Cantaloupe: Cut the cantaloupe in half, scoop out the seeds, and remove the rind. Cut the cantaloupe into bite-sized cubes. The cantaloupe’s sweetness adds a lovely contrast to the other savory ingredients.
Prosciutto: Thinly slice the prosciutto. If it’s not pre-sliced, carefully slice it as thin as possible. Prosciutto adds a rich, savory element to the salad.

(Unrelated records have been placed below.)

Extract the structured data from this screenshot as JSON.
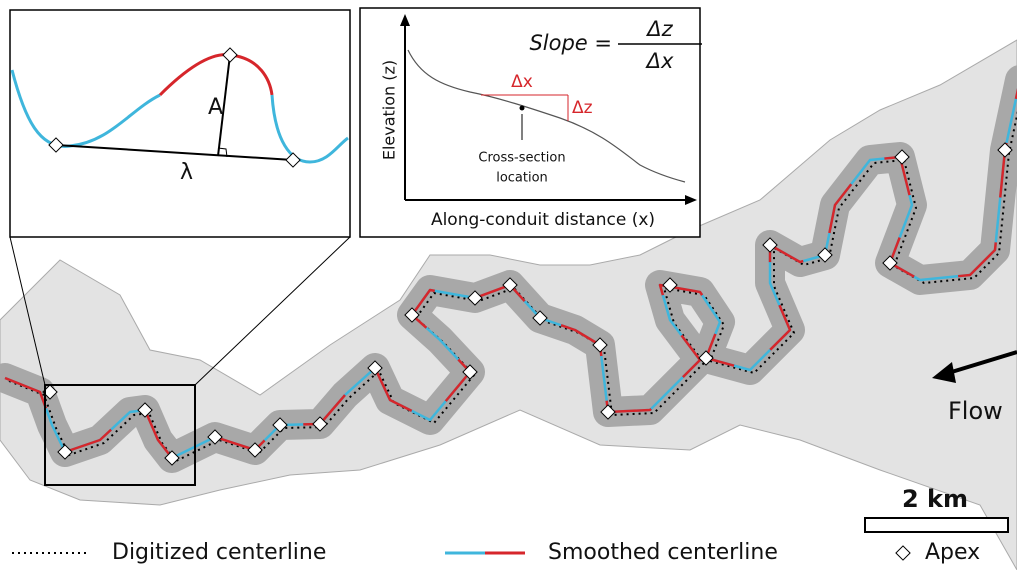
{
  "inset_meander": {
    "amplitude_label": "A",
    "wavelength_label": "λ"
  },
  "inset_profile": {
    "y_axis_label": "Elevation (z)",
    "x_axis_label": "Along-conduit distance (x)",
    "dx_label": "Δx",
    "dz_label": "Δz",
    "cross_section_label": [
      "Cross-section",
      "location"
    ],
    "formula": {
      "lhs": "Slope =",
      "numerator": "Δz",
      "denominator": "Δx"
    }
  },
  "map": {
    "flow_label": "Flow",
    "scale_label": "2 km"
  },
  "legend": {
    "items": [
      "Digitized centerline",
      "Smoothed centerline",
      "Apex"
    ]
  }
}
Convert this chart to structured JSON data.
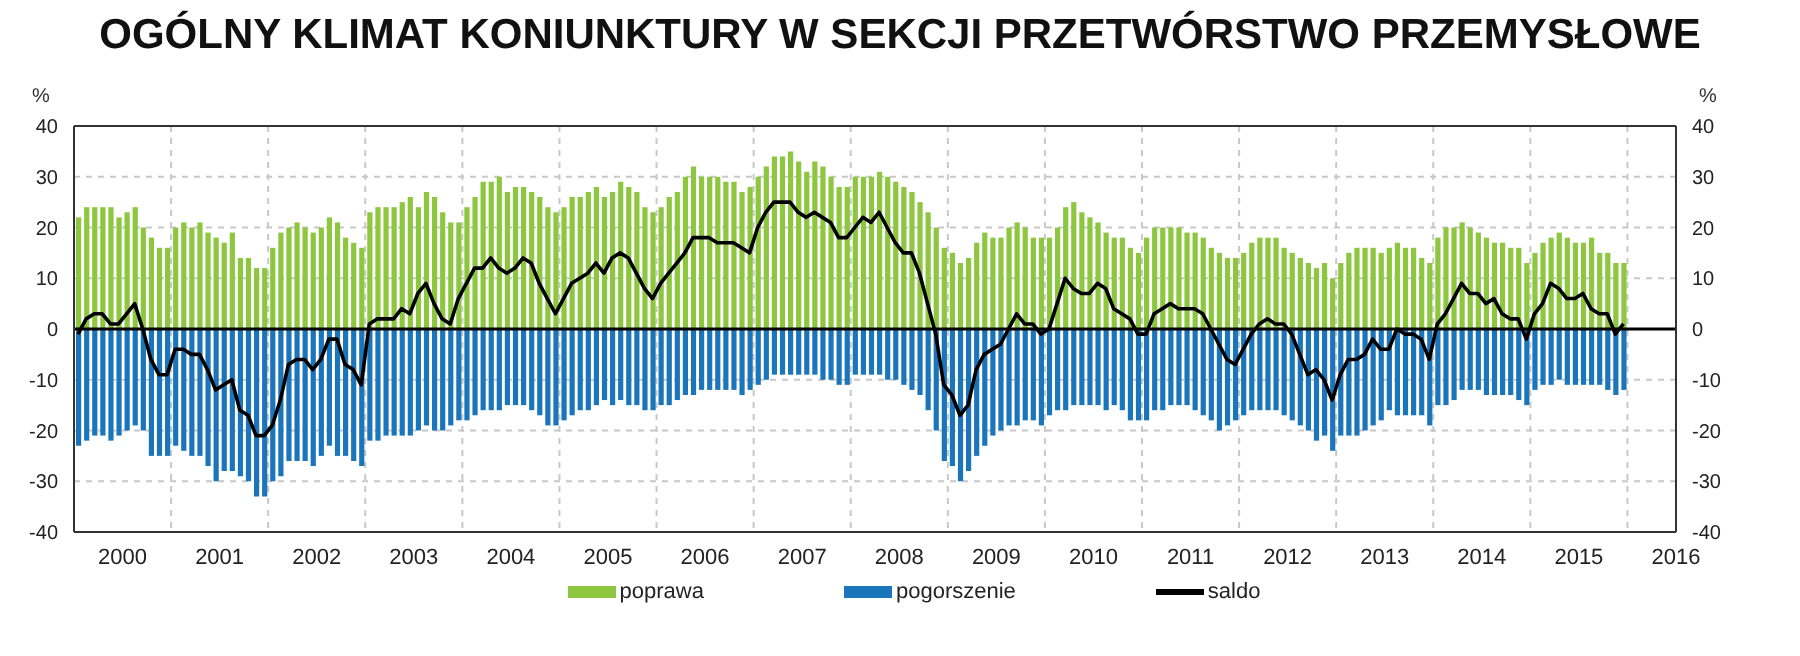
{
  "chart_data": {
    "type": "bar",
    "title": "OGÓLNY KLIMAT KONIUNKTURY W SEKCJI PRZETWÓRSTWO PRZEMYSŁOWE",
    "ylabel": "%",
    "y2label": "%",
    "x": [
      "2000-01",
      "2000-02",
      "2000-03",
      "2000-04",
      "2000-05",
      "2000-06",
      "2000-07",
      "2000-08",
      "2000-09",
      "2000-10",
      "2000-11",
      "2000-12",
      "2001-01",
      "2001-02",
      "2001-03",
      "2001-04",
      "2001-05",
      "2001-06",
      "2001-07",
      "2001-08",
      "2001-09",
      "2001-10",
      "2001-11",
      "2001-12",
      "2002-01",
      "2002-02",
      "2002-03",
      "2002-04",
      "2002-05",
      "2002-06",
      "2002-07",
      "2002-08",
      "2002-09",
      "2002-10",
      "2002-11",
      "2002-12",
      "2003-01",
      "2003-02",
      "2003-03",
      "2003-04",
      "2003-05",
      "2003-06",
      "2003-07",
      "2003-08",
      "2003-09",
      "2003-10",
      "2003-11",
      "2003-12",
      "2004-01",
      "2004-02",
      "2004-03",
      "2004-04",
      "2004-05",
      "2004-06",
      "2004-07",
      "2004-08",
      "2004-09",
      "2004-10",
      "2004-11",
      "2004-12",
      "2005-01",
      "2005-02",
      "2005-03",
      "2005-04",
      "2005-05",
      "2005-06",
      "2005-07",
      "2005-08",
      "2005-09",
      "2005-10",
      "2005-11",
      "2005-12",
      "2006-01",
      "2006-02",
      "2006-03",
      "2006-04",
      "2006-05",
      "2006-06",
      "2006-07",
      "2006-08",
      "2006-09",
      "2006-10",
      "2006-11",
      "2006-12",
      "2007-01",
      "2007-02",
      "2007-03",
      "2007-04",
      "2007-05",
      "2007-06",
      "2007-07",
      "2007-08",
      "2007-09",
      "2007-10",
      "2007-11",
      "2007-12",
      "2008-01",
      "2008-02",
      "2008-03",
      "2008-04",
      "2008-05",
      "2008-06",
      "2008-07",
      "2008-08",
      "2008-09",
      "2008-10",
      "2008-11",
      "2008-12",
      "2009-01",
      "2009-02",
      "2009-03",
      "2009-04",
      "2009-05",
      "2009-06",
      "2009-07",
      "2009-08",
      "2009-09",
      "2009-10",
      "2009-11",
      "2009-12",
      "2010-01",
      "2010-02",
      "2010-03",
      "2010-04",
      "2010-05",
      "2010-06",
      "2010-07",
      "2010-08",
      "2010-09",
      "2010-10",
      "2010-11",
      "2010-12",
      "2011-01",
      "2011-02",
      "2011-03",
      "2011-04",
      "2011-05",
      "2011-06",
      "2011-07",
      "2011-08",
      "2011-09",
      "2011-10",
      "2011-11",
      "2011-12",
      "2012-01",
      "2012-02",
      "2012-03",
      "2012-04",
      "2012-05",
      "2012-06",
      "2012-07",
      "2012-08",
      "2012-09",
      "2012-10",
      "2012-11",
      "2012-12",
      "2013-01",
      "2013-02",
      "2013-03",
      "2013-04",
      "2013-05",
      "2013-06",
      "2013-07",
      "2013-08",
      "2013-09",
      "2013-10",
      "2013-11",
      "2013-12",
      "2014-01",
      "2014-02",
      "2014-03",
      "2014-04",
      "2014-05",
      "2014-06",
      "2014-07",
      "2014-08",
      "2014-09",
      "2014-10",
      "2014-11",
      "2014-12",
      "2015-01",
      "2015-02",
      "2015-03",
      "2015-04",
      "2015-05",
      "2015-06",
      "2015-07",
      "2015-08",
      "2015-09",
      "2015-10",
      "2015-11",
      "2015-12"
    ],
    "series": [
      {
        "name": "poprawa",
        "color": "#8dc63f",
        "values": [
          22,
          24,
          24,
          24,
          24,
          22,
          23,
          24,
          20,
          18,
          16,
          16,
          20,
          21,
          20,
          21,
          19,
          18,
          17,
          19,
          14,
          14,
          12,
          12,
          16,
          19,
          20,
          21,
          20,
          19,
          20,
          22,
          21,
          18,
          17,
          16,
          23,
          24,
          24,
          24,
          25,
          26,
          24,
          27,
          26,
          23,
          21,
          21,
          24,
          26,
          29,
          29,
          30,
          27,
          28,
          28,
          27,
          26,
          24,
          23,
          24,
          26,
          26,
          27,
          28,
          26,
          27,
          29,
          28,
          27,
          24,
          23,
          24,
          26,
          27,
          30,
          32,
          30,
          30,
          30,
          29,
          29,
          27,
          28,
          30,
          32,
          34,
          34,
          35,
          33,
          31,
          33,
          32,
          30,
          28,
          28,
          30,
          30,
          30,
          31,
          30,
          29,
          28,
          27,
          25,
          23,
          20,
          16,
          15,
          13,
          14,
          17,
          19,
          18,
          18,
          20,
          21,
          20,
          18,
          18,
          18,
          20,
          24,
          25,
          23,
          22,
          21,
          19,
          18,
          18,
          16,
          15,
          18,
          20,
          20,
          20,
          20,
          19,
          19,
          18,
          16,
          15,
          14,
          14,
          15,
          17,
          18,
          18,
          18,
          16,
          15,
          14,
          13,
          12,
          13,
          10,
          13,
          15,
          16,
          16,
          16,
          15,
          16,
          17,
          16,
          16,
          14,
          13,
          18,
          20,
          20,
          21,
          20,
          19,
          18,
          17,
          17,
          16,
          16,
          13,
          15,
          17,
          18,
          19,
          18,
          17,
          17,
          18,
          15,
          15,
          13,
          13
        ]
      },
      {
        "name": "pogorszenie",
        "color": "#1b75bb",
        "values": [
          -23,
          -22,
          -21,
          -21,
          -22,
          -21,
          -20,
          -19,
          -20,
          -25,
          -25,
          -25,
          -23,
          -24,
          -25,
          -25,
          -27,
          -30,
          -28,
          -28,
          -29,
          -30,
          -33,
          -33,
          -30,
          -29,
          -26,
          -26,
          -26,
          -27,
          -25,
          -23,
          -25,
          -25,
          -26,
          -27,
          -22,
          -22,
          -21,
          -21,
          -21,
          -21,
          -20,
          -19,
          -20,
          -20,
          -19,
          -18,
          -18,
          -17,
          -16,
          -16,
          -16,
          -15,
          -15,
          -15,
          -16,
          -17,
          -19,
          -19,
          -18,
          -17,
          -16,
          -16,
          -15,
          -14,
          -15,
          -14,
          -15,
          -15,
          -16,
          -16,
          -15,
          -15,
          -14,
          -13,
          -13,
          -12,
          -12,
          -12,
          -12,
          -12,
          -13,
          -12,
          -11,
          -10,
          -9,
          -9,
          -9,
          -9,
          -9,
          -9,
          -10,
          -10,
          -11,
          -11,
          -9,
          -9,
          -9,
          -9,
          -10,
          -10,
          -11,
          -12,
          -13,
          -16,
          -20,
          -26,
          -27,
          -30,
          -28,
          -25,
          -23,
          -21,
          -20,
          -19,
          -19,
          -18,
          -18,
          -19,
          -17,
          -16,
          -16,
          -15,
          -15,
          -15,
          -15,
          -16,
          -15,
          -16,
          -18,
          -18,
          -18,
          -16,
          -16,
          -15,
          -15,
          -15,
          -16,
          -17,
          -18,
          -20,
          -19,
          -18,
          -17,
          -16,
          -16,
          -16,
          -16,
          -17,
          -18,
          -19,
          -20,
          -22,
          -21,
          -24,
          -21,
          -21,
          -21,
          -20,
          -19,
          -18,
          -16,
          -17,
          -17,
          -17,
          -17,
          -19,
          -15,
          -15,
          -14,
          -12,
          -12,
          -12,
          -13,
          -13,
          -13,
          -13,
          -14,
          -15,
          -12,
          -11,
          -11,
          -10,
          -11,
          -11,
          -11,
          -11,
          -11,
          -12,
          -13,
          -12
        ]
      },
      {
        "name": "saldo",
        "type": "line",
        "color": "#000000",
        "values": [
          -1,
          2,
          3,
          3,
          1,
          1,
          3,
          5,
          0,
          -6,
          -9,
          -9,
          -4,
          -4,
          -5,
          -5,
          -8,
          -12,
          -11,
          -10,
          -16,
          -17,
          -21,
          -21,
          -19,
          -14,
          -7,
          -6,
          -6,
          -8,
          -6,
          -2,
          -2,
          -7,
          -8,
          -11,
          1,
          2,
          2,
          2,
          4,
          3,
          7,
          9,
          5,
          2,
          1,
          6,
          9,
          12,
          12,
          14,
          12,
          11,
          12,
          14,
          13,
          9,
          6,
          3,
          6,
          9,
          10,
          11,
          13,
          11,
          14,
          15,
          14,
          11,
          8,
          6,
          9,
          11,
          13,
          15,
          18,
          18,
          18,
          17,
          17,
          17,
          16,
          15,
          20,
          23,
          25,
          25,
          25,
          23,
          22,
          23,
          22,
          21,
          18,
          18,
          20,
          22,
          21,
          23,
          20,
          17,
          15,
          15,
          11,
          5,
          -1,
          -11,
          -13,
          -17,
          -15,
          -8,
          -5,
          -4,
          -3,
          0,
          3,
          1,
          1,
          -1,
          0,
          5,
          10,
          8,
          7,
          7,
          9,
          8,
          4,
          3,
          2,
          -1,
          -1,
          3,
          4,
          5,
          4,
          4,
          4,
          3,
          0,
          -3,
          -6,
          -7,
          -4,
          -1,
          1,
          2,
          1,
          1,
          -1,
          -5,
          -9,
          -8,
          -10,
          -14,
          -9,
          -6,
          -6,
          -5,
          -2,
          -4,
          -4,
          0,
          -1,
          -1,
          -2,
          -6,
          1,
          3,
          6,
          9,
          7,
          7,
          5,
          6,
          3,
          2,
          2,
          -2,
          3,
          5,
          9,
          8,
          6,
          6,
          7,
          4,
          3,
          3,
          -1,
          1
        ]
      }
    ],
    "xlim": [
      "2000-01-01",
      "2016-07-01"
    ],
    "xticks": [
      {
        "value": "2000-07-01",
        "label": "2000"
      },
      {
        "value": "2001-01-01",
        "label": null
      },
      {
        "value": "2001-07-01",
        "label": "2001"
      },
      {
        "value": "2002-01-01",
        "label": null
      },
      {
        "value": "2002-07-01",
        "label": "2002"
      },
      {
        "value": "2003-01-01",
        "label": null
      },
      {
        "value": "2003-07-01",
        "label": "2003"
      },
      {
        "value": "2004-01-01",
        "label": null
      },
      {
        "value": "2004-07-01",
        "label": "2004"
      },
      {
        "value": "2005-01-01",
        "label": null
      },
      {
        "value": "2005-07-01",
        "label": "2005"
      },
      {
        "value": "2006-01-01",
        "label": null
      },
      {
        "value": "2006-07-01",
        "label": "2006"
      },
      {
        "value": "2007-01-01",
        "label": null
      },
      {
        "value": "2007-07-01",
        "label": "2007"
      },
      {
        "value": "2008-01-01",
        "label": null
      },
      {
        "value": "2008-07-01",
        "label": "2008"
      },
      {
        "value": "2009-01-01",
        "label": null
      },
      {
        "value": "2009-07-01",
        "label": "2009"
      },
      {
        "value": "2010-01-01",
        "label": null
      },
      {
        "value": "2010-07-01",
        "label": "2010"
      },
      {
        "value": "2011-01-01",
        "label": null
      },
      {
        "value": "2011-07-01",
        "label": "2011"
      },
      {
        "value": "2012-01-01",
        "label": null
      },
      {
        "value": "2012-07-01",
        "label": "2012"
      },
      {
        "value": "2013-01-01",
        "label": null
      },
      {
        "value": "2013-07-01",
        "label": "2013"
      },
      {
        "value": "2014-01-01",
        "label": null
      },
      {
        "value": "2014-07-01",
        "label": "2014"
      },
      {
        "value": "2015-01-01",
        "label": null
      },
      {
        "value": "2015-07-01",
        "label": "2015"
      },
      {
        "value": "2016-01-01",
        "label": null
      },
      {
        "value": "2016-07-01",
        "label": "2016"
      }
    ],
    "ylim": [
      -40,
      40
    ],
    "yticks": [
      -40,
      -30,
      -20,
      -10,
      0,
      10,
      20,
      30,
      40
    ],
    "y2lim": [
      -40,
      40
    ],
    "y2ticks": [
      -40,
      -30,
      -20,
      -10,
      0,
      10,
      20,
      30,
      40
    ],
    "ref_lines": [
      {
        "axis": "y",
        "value": 0,
        "color": "#000000"
      }
    ],
    "stacked": true,
    "grid": true,
    "legend": "bottom",
    "marker": "none"
  }
}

Perline Mozzarella: Drain the mozzarella balls from their liquid. Perline mozzarella is perfect for this salad because of its small size, which allows it to be evenly distributed throughout the salad.
Make the Dressing:
In a small bowl, whisk together the olive oil, juice and zest of one lemon, and balsamic vinegar. Add a pinch of salt to taste. This simple vinaigrette highlights the flavors of the fresh ingredients without overpowering them.
Assemble the Salad:
In a large salad bowl, combine the arugula, cantaloupe cubes, prosciutto slices, and perlini mozzarella. Drizzle the dressing over the top. Gently toss the salad to ensure that all the ingredients are evenly coated with the dressing.
Serve:
Transfer the salad to a serving platter or individual plates. For an extra touch, garnish with a few extra lemon zest curls or a drizzle of balsamic glaze if you have it on hand. Serve immediately and enjoy the refreshing, vibrant flavors of this summertime salad.